The Board will meet at least four times a year to, amongst other things, review and assess the Company’s investing policy and strategy, the risk profile of the Company, the Company’s investment performance, and the performance of the Company’s service providers.
On Admission, the Board will comprise four directors, of which one will be executive and three will be nonexecutive. All of the Non-Executive directors are deemed to be independent. The Board notes that, on Admission, the Chairman will be the only executive officer on the Board, which is in breach of the guidance regarding the role in the QCA Code. As set out above, this will be a temporary position as the Board has contractually agreed the appointment of Robert Naylor as Chief Executive Officer, which will take effect on 19 February 2020, and accordingly from such time the Chairman will no longer be the sole executive officer and the Board will comprise two executive directors and three independent non-executive directors, with one of the non-executive directors serving as the Senior Independent Director.
In addition to the investment team, the Board has established an Audit and Risk Committee, a Remuneration Committee and a Nominations Committee, with formally delegated duties and responsibilities as described below.
Audit and Risk Committee
The Audit and Risk Committee will be responsible for monitoring the integrity of the Company’s financial statements, reviewing significant financial reporting issues, reviewing the effectiveness of the Company’s internal control and risk management systems and overseeing the relationship with the external auditors (including advising on their appointment, agreeing the scope of the audit and reviewing the audit findings). The Audit and Risk Committee will be responsible for compliance with the AIM Rules, including the AIM Note for Investing Companies, Disclosure Guidance and the Transparency Rules of the Financial Conduct Authority, and other legal requirements. The Audit and Risk Committee will monitor the need for an internal audit function following Admission. The Audit and Risk Committee will initially comprise Malcolm Gillies, who will act as chair, and Colin Willis and Cormac Kilty. The Audit and Risk Committee will meet at least two times a year at appropriate times in the reporting and audit cycle and otherwise as required. The Audit and Risk Committee will also meet with the Company’s external auditors.
The Remuneration Committee will be responsible for determining and agreeing with the Board the framework for the remuneration of the investment team, including, where appropriate the allocation of any Performance Fee payable. The remuneration of non-executive directors will be a matter for the Chairman and the CEO. No Director will be involved in any decision as to his or her own remuneration. The Remuneration Committee will initially comprise Colin Willis, who will act as chair, Malcolm Gillies, Cormac Kilty and David Evans. The Remuneration Committee will meet at least twice a year and otherwise as required.
The Nominations Committee will be responsible for identifying and nominating members of the Board, and in the case of the Board recommending directors to be appointed to each committee of the Board and the chair of each such committee. The Nominations Committee will also arrange for evaluation of the Board. The Nominations Committee will initially comprise David Evans, who will act as chair, Malcolm Gillies, Cormac Kilty and Colin Willis. The Nominations Committee will meet at least once per year and otherwise as required.

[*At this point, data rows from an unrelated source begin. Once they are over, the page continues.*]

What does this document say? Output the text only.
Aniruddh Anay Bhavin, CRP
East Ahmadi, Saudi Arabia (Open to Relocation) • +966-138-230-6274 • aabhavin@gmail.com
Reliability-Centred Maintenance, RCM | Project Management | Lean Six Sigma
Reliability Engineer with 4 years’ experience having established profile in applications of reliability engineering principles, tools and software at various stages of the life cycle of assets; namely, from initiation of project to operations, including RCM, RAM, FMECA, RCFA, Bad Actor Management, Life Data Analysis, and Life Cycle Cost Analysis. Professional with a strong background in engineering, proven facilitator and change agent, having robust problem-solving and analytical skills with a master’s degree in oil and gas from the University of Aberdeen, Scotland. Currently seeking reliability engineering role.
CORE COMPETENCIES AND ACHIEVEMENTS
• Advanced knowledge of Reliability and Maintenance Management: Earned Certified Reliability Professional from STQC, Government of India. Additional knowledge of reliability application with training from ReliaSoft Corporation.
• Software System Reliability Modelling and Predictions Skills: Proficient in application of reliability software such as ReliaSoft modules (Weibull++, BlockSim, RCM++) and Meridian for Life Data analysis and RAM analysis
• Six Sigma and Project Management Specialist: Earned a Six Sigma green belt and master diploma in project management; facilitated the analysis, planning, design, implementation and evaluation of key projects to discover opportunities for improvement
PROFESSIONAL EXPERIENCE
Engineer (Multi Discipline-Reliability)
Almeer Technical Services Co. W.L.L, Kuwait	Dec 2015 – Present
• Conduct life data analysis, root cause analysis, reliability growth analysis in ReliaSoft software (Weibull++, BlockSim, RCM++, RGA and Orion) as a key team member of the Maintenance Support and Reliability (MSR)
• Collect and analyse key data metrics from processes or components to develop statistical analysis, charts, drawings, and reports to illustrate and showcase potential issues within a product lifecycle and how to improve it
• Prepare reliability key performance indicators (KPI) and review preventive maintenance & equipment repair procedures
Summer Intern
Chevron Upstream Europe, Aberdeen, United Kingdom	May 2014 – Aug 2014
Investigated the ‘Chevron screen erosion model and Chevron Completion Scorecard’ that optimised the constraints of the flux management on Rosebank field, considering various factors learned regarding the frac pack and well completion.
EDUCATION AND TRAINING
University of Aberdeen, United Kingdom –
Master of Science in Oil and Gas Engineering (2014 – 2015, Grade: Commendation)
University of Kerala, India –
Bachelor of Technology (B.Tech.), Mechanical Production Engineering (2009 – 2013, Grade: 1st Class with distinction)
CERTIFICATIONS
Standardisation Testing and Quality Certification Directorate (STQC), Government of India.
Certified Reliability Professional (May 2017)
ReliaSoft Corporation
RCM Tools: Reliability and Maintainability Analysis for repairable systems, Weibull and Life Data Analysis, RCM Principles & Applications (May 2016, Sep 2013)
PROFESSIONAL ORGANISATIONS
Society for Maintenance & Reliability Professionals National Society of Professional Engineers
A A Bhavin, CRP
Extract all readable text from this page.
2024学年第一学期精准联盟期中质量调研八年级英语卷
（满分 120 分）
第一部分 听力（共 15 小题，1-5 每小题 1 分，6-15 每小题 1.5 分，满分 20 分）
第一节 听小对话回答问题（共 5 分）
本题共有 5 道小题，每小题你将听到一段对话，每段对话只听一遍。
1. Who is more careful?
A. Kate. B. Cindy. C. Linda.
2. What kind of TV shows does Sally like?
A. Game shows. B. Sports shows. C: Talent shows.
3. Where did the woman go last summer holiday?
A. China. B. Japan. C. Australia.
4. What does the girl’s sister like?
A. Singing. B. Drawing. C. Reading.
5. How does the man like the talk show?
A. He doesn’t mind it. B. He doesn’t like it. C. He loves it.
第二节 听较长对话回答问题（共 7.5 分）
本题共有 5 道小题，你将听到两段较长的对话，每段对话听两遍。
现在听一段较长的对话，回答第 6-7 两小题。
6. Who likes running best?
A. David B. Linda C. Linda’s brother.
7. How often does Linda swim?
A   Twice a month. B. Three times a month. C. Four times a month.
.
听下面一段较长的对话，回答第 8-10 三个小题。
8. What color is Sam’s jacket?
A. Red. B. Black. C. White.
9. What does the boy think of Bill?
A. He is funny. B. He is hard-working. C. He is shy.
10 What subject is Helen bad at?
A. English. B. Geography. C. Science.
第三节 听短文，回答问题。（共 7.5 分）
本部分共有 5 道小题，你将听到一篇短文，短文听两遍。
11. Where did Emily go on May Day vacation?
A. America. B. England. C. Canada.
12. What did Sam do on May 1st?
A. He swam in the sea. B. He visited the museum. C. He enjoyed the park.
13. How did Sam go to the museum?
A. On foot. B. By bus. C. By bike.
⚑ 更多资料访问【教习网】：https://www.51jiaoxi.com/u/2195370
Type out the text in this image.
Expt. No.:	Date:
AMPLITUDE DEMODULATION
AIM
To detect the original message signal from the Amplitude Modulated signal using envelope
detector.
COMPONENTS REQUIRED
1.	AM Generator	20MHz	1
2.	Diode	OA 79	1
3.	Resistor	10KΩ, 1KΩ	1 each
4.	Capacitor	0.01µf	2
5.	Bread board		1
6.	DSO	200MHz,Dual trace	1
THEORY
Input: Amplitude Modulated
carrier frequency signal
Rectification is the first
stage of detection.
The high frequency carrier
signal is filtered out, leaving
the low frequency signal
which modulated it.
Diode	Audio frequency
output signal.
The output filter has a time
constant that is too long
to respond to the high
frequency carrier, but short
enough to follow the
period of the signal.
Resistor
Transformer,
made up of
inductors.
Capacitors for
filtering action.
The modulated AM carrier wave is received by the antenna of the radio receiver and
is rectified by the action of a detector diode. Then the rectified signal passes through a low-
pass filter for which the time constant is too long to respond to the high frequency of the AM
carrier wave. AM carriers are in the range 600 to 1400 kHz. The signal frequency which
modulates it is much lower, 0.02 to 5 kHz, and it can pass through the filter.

Matters reserved for the Board
The Company has adopted a policy regarding matters reserved for the full Board. Such matters include but are not limited to:
• Board appointments or removals, following recommendations from the Nominations Committee;
• The approval of any material changes to the Company’s investing policy (subject to shareholder approval);
• Approval of any change to dividend policy;
• Approval of all investments made by the Company;
• The appointment of directors to specified offices of the Board (including the Chair and Senior Independent Director);
• Contracts not in the ordinary course of business;
• Approval of any changes to the Company’s Performance Fee arrangement;
• Approval of yearly proposals regarding the funding of the Company (and any material amendments to such proposals); and
• Approval of any matter relating to litigation considered by the Board to be material to the Company.